Exclu du PCI fin 1958 et du PCF en 1960 – il avait en fait cessé de militer dans ce parti – D.Berger connaît aussi des difficultés internes dans La Voie Communiste, où il se trouve, pendant quelques temps, marginalisé. Il se consacre essentiellement, avec certains amis de la V.C. comme Roger Rey, à l’aide au FLN, en se spécialisant dans l’évasion de militants anticolonialistes.
Ainsi, le 7 janvier 1961, ils préparent, avec l’aide de Gerard Spitzer, lui aussi emprisonné à Fresnes, la fuite de Mohamed Boudiaf et deux de ses compagnons – Doum et Bensalem – mais seulement ce dernier réussira à partir.

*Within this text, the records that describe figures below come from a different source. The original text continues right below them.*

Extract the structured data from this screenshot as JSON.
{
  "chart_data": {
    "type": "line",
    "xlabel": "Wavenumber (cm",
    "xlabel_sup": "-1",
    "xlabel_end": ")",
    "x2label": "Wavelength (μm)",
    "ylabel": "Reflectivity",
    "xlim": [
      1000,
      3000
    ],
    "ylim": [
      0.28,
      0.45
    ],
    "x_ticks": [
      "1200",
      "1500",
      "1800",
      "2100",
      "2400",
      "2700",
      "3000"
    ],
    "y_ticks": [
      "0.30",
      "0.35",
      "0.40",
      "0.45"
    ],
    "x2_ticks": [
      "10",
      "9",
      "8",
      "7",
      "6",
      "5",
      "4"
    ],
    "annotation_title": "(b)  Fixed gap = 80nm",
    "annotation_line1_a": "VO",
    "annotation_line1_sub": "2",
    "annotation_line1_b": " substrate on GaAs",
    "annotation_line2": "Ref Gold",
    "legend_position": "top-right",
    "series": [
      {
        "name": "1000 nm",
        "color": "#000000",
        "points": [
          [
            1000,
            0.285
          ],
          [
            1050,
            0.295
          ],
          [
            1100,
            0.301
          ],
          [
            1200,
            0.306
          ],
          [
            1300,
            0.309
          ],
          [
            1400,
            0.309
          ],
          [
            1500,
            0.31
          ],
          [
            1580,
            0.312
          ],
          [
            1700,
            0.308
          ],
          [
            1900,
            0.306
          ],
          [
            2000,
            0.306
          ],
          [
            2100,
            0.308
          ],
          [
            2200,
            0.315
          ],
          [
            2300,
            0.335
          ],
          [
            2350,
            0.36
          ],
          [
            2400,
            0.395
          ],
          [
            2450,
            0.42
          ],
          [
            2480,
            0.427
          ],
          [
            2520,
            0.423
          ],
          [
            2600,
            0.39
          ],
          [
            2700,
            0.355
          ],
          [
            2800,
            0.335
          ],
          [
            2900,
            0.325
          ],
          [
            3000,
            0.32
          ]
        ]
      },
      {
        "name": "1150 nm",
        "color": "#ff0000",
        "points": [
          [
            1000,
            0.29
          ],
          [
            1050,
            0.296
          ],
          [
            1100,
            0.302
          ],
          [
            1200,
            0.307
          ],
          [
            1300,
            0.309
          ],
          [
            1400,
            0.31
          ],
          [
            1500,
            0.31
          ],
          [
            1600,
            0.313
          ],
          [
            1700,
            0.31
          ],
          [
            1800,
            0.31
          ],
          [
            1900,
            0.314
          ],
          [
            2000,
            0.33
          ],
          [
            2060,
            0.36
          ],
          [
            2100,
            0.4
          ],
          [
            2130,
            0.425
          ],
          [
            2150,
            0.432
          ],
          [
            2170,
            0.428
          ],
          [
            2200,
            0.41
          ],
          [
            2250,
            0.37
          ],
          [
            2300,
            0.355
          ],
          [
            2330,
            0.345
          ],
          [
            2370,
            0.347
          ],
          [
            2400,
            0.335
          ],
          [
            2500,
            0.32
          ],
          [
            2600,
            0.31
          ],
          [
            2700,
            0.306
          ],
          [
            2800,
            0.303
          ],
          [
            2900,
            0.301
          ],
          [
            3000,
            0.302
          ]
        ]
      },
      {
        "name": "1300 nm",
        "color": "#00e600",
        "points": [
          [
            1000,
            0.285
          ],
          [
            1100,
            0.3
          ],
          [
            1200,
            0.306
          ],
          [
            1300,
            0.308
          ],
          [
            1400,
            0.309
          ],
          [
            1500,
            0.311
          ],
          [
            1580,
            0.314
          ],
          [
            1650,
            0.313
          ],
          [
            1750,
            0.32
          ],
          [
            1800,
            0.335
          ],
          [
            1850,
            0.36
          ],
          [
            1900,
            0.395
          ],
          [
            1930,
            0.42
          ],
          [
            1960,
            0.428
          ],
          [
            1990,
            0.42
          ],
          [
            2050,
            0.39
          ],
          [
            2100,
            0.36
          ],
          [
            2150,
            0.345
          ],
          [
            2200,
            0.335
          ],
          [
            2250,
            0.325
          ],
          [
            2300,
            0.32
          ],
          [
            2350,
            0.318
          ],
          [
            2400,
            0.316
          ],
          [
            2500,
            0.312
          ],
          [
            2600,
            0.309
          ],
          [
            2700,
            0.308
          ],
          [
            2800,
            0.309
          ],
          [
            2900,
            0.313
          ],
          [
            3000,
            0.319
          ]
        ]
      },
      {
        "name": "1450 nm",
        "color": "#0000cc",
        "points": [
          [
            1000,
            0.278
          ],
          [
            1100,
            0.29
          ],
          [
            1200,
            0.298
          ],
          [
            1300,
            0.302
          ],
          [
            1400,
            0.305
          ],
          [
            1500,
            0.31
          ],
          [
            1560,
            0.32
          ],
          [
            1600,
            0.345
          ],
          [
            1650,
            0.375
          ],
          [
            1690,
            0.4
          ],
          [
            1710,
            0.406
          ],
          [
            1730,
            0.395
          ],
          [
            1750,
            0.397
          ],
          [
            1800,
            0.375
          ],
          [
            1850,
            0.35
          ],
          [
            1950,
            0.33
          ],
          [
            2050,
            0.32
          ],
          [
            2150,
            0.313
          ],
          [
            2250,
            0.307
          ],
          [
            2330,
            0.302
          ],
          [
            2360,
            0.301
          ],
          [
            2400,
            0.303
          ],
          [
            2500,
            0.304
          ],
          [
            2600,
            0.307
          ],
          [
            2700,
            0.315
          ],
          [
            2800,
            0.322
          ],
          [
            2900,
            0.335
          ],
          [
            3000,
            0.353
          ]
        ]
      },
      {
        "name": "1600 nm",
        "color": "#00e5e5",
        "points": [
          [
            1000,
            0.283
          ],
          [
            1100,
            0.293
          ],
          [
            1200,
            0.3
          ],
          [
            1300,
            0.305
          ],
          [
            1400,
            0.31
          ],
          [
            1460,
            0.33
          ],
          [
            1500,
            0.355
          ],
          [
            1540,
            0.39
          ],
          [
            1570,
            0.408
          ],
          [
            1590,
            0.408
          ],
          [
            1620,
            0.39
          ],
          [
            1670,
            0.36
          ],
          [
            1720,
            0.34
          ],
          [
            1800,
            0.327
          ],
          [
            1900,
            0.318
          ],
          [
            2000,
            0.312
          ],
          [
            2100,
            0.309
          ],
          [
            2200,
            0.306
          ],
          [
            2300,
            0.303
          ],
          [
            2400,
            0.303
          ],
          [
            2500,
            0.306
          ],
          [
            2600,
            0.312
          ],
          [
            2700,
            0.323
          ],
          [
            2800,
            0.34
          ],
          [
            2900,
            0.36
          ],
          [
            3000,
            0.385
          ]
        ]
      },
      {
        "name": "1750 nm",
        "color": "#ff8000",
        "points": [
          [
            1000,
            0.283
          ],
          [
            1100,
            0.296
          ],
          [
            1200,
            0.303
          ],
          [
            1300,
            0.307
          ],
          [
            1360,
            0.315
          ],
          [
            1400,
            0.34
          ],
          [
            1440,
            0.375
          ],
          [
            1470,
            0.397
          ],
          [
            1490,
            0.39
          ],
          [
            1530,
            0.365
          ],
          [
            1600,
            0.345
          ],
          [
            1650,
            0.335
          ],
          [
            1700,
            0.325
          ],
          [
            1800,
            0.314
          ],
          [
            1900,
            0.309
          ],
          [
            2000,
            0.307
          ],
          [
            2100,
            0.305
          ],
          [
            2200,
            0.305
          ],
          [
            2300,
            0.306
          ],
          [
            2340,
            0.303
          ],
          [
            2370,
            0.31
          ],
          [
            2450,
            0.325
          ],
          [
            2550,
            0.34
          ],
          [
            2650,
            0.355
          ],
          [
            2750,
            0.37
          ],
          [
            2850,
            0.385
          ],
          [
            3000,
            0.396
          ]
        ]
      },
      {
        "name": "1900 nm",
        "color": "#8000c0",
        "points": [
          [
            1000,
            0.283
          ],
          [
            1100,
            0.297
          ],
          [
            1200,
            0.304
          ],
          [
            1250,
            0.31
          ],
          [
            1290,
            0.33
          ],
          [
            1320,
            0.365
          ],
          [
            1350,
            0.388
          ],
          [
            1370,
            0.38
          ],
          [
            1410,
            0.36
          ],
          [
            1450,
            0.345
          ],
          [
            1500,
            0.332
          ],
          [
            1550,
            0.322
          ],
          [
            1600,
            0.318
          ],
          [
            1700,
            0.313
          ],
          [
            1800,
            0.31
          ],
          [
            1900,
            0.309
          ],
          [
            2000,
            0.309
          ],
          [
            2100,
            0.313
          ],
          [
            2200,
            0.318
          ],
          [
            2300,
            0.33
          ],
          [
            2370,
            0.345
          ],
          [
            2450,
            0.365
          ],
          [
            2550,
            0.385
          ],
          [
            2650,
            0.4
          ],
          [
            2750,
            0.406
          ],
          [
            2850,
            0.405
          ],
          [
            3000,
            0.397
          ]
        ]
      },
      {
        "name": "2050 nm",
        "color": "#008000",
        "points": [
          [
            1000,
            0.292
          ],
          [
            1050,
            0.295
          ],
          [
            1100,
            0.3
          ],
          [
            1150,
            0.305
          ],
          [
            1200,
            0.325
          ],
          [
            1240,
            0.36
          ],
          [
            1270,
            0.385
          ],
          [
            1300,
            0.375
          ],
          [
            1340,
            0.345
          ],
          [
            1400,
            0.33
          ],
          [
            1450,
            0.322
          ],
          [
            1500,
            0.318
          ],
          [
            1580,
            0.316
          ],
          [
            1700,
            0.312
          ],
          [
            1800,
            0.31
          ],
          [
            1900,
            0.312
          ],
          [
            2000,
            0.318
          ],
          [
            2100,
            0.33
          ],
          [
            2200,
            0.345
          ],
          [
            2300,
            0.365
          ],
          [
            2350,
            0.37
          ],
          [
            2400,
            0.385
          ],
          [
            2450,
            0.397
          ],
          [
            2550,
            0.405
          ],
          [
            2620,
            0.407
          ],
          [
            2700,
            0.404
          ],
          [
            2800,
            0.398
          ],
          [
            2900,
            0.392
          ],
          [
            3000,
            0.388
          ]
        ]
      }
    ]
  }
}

L’opération la plus réussie a été l’évasion de six femmes du réseau Jeanson – deux algériennes et quatre françaises (dont Micheline Pouteau et Hélène Cuénat) – de la prison de la Roquette en février 1961, et leur sortie clandestine de la France (vers la Belgique). En mai 1962, pendant les négociations d’Evian, les algériens demandent à Denis Berger et Roger Rey d’aider à l’évasion de leurs principaux dirigeants, Ben Bella, Ait Ahmed et Mohamed Khidder, enfermés au château de Turquant près de Saumur. D.Berger et ses amis trouvent une galerie souterraine qui mène aux caves du château, mais un coup de téléphone malencontreux de Ben Bella à Rabah Bitat (emprisonné à Fresnes) met la police aux aguets et fait avorter la tentative.